The velocity v is calculated in the following manner. Box moves the distance Δx to the left before the photon hits the right wall. Time of flight of the photon Δt is given by

\Delta t = \frac{L-\Delta x}{c}.

Thus, the mean velocity v of the box

v = \frac{\Delta x}{\Delta t} = \frac{c\Delta x }{L-\Delta x}.

So far, so good. But what has happened to the box's center of mass? Initially it has been positioned over the point xc, then the box moved leftwards and stopped. Did the center of mass move as well? Of course, not. There was no external force acting on the system, so the center of mass remained at the initial position.

Summarizing, there are two undeniable facts
1. The box moved,
2. Its center of mass did not.

The only way out of the apparent contradiction is to admit, that besides the energy and momentum the photon carried some mass m from the left to the right wall. (Notice, that m is not the rest mass of the photon. Photons have zero rest mass.)

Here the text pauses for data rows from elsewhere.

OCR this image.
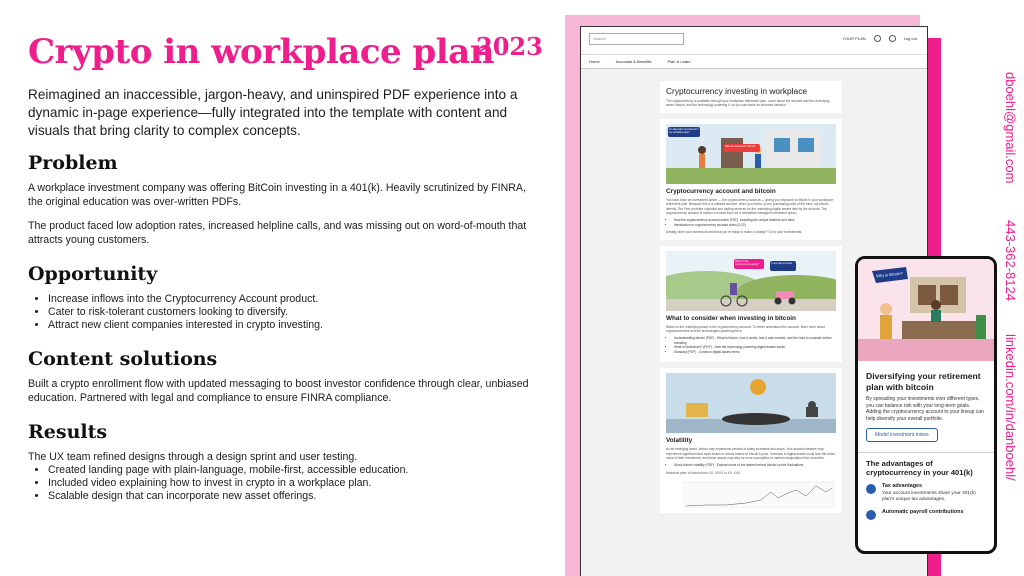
Crypto in workplace plan
2023
Reimagined an inaccessible, jargon-heavy, and uninspired PDF experience into a dynamic in-page experience—fully integrated into the template with content and visuals that bring clarity to complex concepts.
Problem
A workplace investment company was offering BitCoin investing in a 401(k). Heavily scrutinized by FINRA, the original education was over-written PDFs.
The product faced low adoption rates, increased helpline calls, and was missing out on word-of-mouth that attracts young customers.
Opportunity
• Increase inflows into the Cryptocurrency Account product.
• Cater to risk-tolerant customers looking to diversify.
• Attract new client companies interested in crypto investing.
Content solutions
Built a crypto enrollment flow with updated messaging to boost investor confidence through clear, unbiased education. Partnered with legal and compliance to ensure FINRA compliance.
Results
The UX team refined designs through a design sprint and user testing.
• Created landing page with plain-language, mobile-first, accessible education.
• Included video explaining how to invest in crypto in a workplace plan.
• Scalable design that can incorporate new asset offerings.
Search	YOUR PLAN	Log out
Home	Accounts & Benefits	Plan & Learn
Cryptocurrency investing in workplace
The cryptocurrency is available through your workplace retirement plan. Learn about the account and the underlying asset, bitcoin, and the technology powering it, so you can make an informed decision.
An alternative investment in my workplace plan!
Now we can invest in bitcoin!
Cryptocurrency account and bitcoin
You have have an investment option — the cryptocurrency account — giving you exposure to bitcoin in your workplace retirement plan. Because this is a unitized account, when you invest, you're purchasing units of the fund, not bitcoin directly. The Firm provides custodial and trading services for the underlying digital assets held by the account. The cryptocurrency account is neither a mutual fund nor a diversified managed investment option.
• How the cryptocurrency account works (PDF), including the unique features and risks
• Introduction to cryptocurrency account video (2:22)
Already done your homework and think you're ready to make a change? Go to your investments.
Where is the cryptocurrency going?	A new way to invest
What to consider when investing in bitcoin
Bitcoin is the underlying asset in the cryptocurrency account. To better understand the account, learn more about cryptocurrencies and the technologies powering them.
• Understanding bitcoin (PDF) - What is bitcoin, how it works, how it was created, and the risks to consider before investing
• What is blockchain? (PDF) - How the technology powering digital assets works
• Glossary (PDF) - Common digital assets terms
Volatility
As an emerging asset, bitcoin may experience periods of sharp increases and drops. Your account balance may experience significant and rapid losses in values based on bitcoin's price. Investors in digital assets could lose the entire value of their investment, and these assets may also be more susceptible to market manipulation than securities.
• About bitcoin volatility (PDF) - Explore some of the factors behind bitcoin's price fluctuations
Historical price of bitcoin from XX, XXXX to XX, XXX
Why is bitcoin?
Diversifying your retirement plan with bitcoin
By spreading your investments over different types, you can balance risk with your long-term goals. Adding the cryptocurrency account to your lineup can help diversify your overall portfolio.
Model investment mixes
The advantages of cryptocurrency in your 401(k)
Tax advantages
Your account investments share your 401(k) plan's unique tax advantages.
Automatic payroll contributions
dboehl@gmail.com
443-362-8124
linkedin.com/in/danboehl/
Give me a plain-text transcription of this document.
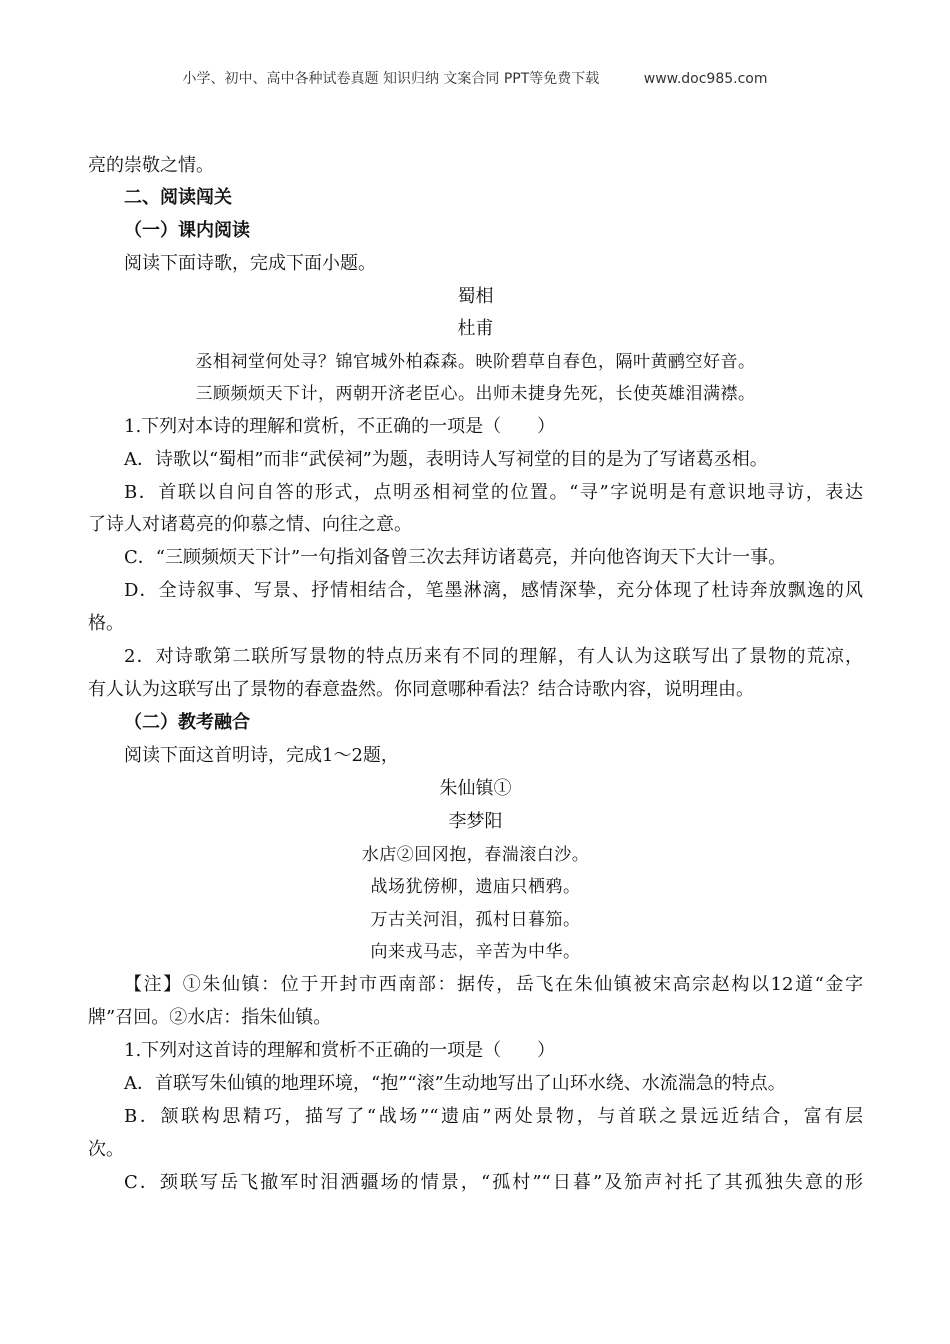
小学、初中、高中各种试卷真题 知识归纳 文案合同 PPT等免费下载	www.doc985.com
亮的崇敬之情。
二、阅读闯关
（一）课内阅读
阅读下面诗歌，完成下面小题。
蜀相
杜甫
丞相祠堂何处寻？锦官城外柏森森。映阶碧草自春色，隔叶黄鹂空好音。
三顾频烦天下计，两朝开济老臣心。出师未捷身先死，长使英雄泪满襟。
1.下列对本诗的理解和赏析，不正确的一项是（　　）
A．诗歌以“蜀相”而非“武侯祠”为题，表明诗人写祠堂的目的是为了写诸葛丞相。
B．首联以自问自答的形式，点明丞相祠堂的位置。“寻”字说明是有意识地寻访，表达
了诗人对诸葛亮的仰慕之情、向往之意。
C．“三顾频烦天下计”一句指刘备曾三次去拜访诸葛亮，并向他咨询天下大计一事。
D．全诗叙事、写景、抒情相结合，笔墨淋漓，感情深挚，充分体现了杜诗奔放飘逸的风
格。
2．对诗歌第二联所写景物的特点历来有不同的理解，有人认为这联写出了景物的荒凉，
有人认为这联写出了景物的春意盎然。你同意哪种看法？结合诗歌内容，说明理由。
（二）教考融合
阅读下面这首明诗，完成1～2题，
朱仙镇①
李梦阳
水店②回冈抱，春湍滚白沙。
战场犹傍柳，遗庙只栖鸦。
万古关河泪，孤村日暮笳。
向来戎马志，辛苦为中华。
【注】①朱仙镇：位于开封市西南部：据传，岳飞在朱仙镇被宋高宗赵构以12道“金字
牌”召回。②水店：指朱仙镇。
1.下列对这首诗的理解和赏析不正确的一项是（　　）
A．首联写朱仙镇的地理环境，“抱”“滚”生动地写出了山环水绕、水流湍急的特点。
B．颔联构思精巧，描写了“战场”“遗庙”两处景物，与首联之景远近结合，富有层
次。
C．颈联写岳飞撤军时泪洒疆场的情景，“孤村”“日暮”及笳声衬托了其孤独失意的形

From the momentum conservation, the magnitudes of momenta of the box and photon are equal

v(M-m)=\frac{E}{c}.

Substituting the previously evaluated velocity v in the expression above one gets

(M-m)\frac{c\Delta x}{L-\Delta x}=\frac{E}{c}.

For the center of mass to remain still, the mass displacement of the box must be balanced by displacement of the mass carried by the photon.

(M-m)\Delta x = m(L-\Delta x).

From the two last equations one obtains

mc = \frac{E}{c}

Or in more recognizable form:

E = mc^2.

Sanity check: Has any Special Relativity been used in this derivation?

The original idea, similar to the box example, comes from A. Einstein (1906).


1The dispersion relation for light is derived from Maxwell's equations in vacuum. First convert them to a wave equation for the magnetic field B and then try a solution B=B0cos(kx-wt).


Zbigniew Karkuszewski, March 14th, 2008